Half in fancy, half in fact, the thread of an occult idea runs through this weird theme. You cannot, even at the end, be quite sure whether the author has been making fun of you or not. Perhaps, if the truth were told, he could not quite tell you himself. The tale all hangs about one of a group of friends who lives for years in the Far East and gathers some of the occult knowledge of that far-off land. Into the woof of an Eastern rug is woven the soul of a woman. Into the glisten of a scarab is polished the prophecy of a life. Into the whole charming romance of the book is woven the thread of an intangible, “creepy,” mysterious force. What is it? Is it a joke? Who knows?

SOME LADIES IN HASTE

This novel is as widely different from all the others as if another hand had written it and another mind conceived it. This time, too, it is impossible to say whether the author is quizzing our new thought transference and telepathic friends, or whether he is half inclined to suggest that “there may be something in it.” Here is a character who suddenly discovers that by concentrating his mind on certain ideas he can inject or project them into others. And forthwith he sets half a dozen couples making love to each other in most grotesque surroundings. They climb trees and become engaged. They put on strange Panlike costumes and prance about the woods—always charming, always well bred, always with a touch of romance that makes the reader read on to the end and finally lay the book down with a smile of pleasure and a little sigh that it is over so soon.

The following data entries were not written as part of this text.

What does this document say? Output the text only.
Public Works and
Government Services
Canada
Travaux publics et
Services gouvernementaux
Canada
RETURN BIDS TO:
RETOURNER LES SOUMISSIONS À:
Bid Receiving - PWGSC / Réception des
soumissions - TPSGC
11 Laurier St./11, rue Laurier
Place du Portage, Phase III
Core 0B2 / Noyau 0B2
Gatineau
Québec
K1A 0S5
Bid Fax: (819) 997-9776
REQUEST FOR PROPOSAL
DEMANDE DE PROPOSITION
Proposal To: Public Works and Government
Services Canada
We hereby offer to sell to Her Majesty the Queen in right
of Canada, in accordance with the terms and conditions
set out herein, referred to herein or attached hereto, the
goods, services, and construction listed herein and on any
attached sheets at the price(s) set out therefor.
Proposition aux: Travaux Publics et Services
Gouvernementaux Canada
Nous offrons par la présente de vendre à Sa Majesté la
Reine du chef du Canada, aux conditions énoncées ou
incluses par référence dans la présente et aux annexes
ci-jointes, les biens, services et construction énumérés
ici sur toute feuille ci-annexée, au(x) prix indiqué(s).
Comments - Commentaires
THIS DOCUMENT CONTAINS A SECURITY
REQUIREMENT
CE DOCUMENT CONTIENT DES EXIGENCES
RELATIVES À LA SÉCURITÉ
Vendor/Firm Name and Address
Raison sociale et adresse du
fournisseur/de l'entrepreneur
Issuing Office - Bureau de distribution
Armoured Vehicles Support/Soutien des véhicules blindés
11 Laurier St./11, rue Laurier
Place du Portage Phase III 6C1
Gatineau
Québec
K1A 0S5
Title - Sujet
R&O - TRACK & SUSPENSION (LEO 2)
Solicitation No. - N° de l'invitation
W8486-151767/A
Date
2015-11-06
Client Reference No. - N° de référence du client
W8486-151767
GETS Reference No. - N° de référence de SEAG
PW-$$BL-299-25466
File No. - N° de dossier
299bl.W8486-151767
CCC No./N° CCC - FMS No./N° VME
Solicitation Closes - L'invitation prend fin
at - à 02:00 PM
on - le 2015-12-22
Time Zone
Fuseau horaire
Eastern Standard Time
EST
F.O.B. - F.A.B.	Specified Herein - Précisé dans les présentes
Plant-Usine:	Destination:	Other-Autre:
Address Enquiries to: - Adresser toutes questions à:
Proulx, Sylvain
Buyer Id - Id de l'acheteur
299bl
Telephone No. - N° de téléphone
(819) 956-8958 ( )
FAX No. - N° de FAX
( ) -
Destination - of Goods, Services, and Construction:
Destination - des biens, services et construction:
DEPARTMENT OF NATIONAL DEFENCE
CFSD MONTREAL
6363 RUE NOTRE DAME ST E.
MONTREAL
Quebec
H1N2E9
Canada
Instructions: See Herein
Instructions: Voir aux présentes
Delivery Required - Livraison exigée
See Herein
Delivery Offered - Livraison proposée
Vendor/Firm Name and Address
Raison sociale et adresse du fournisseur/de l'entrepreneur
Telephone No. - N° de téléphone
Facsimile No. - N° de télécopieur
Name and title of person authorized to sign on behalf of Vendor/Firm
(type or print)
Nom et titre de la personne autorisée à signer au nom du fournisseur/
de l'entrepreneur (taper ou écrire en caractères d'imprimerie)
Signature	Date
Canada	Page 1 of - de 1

One might run on for twenty books more, but there is not space enough even to mention Mr. Chambers’s delightful nature books for children, telling how Geraldine and Peter go wandering through “Outdoor-land,” “Mountain-Land,” “Orchard-Land,” “River-Land,” “Forest-Land,” and “Garden-Land.” They, in turn, are as different from his novels in fancy and conception as each of his novels from the other. No living writer has given to the public so varied a list of books with such extraordinary popularity in all of them as Mr. Robert W. Chambers.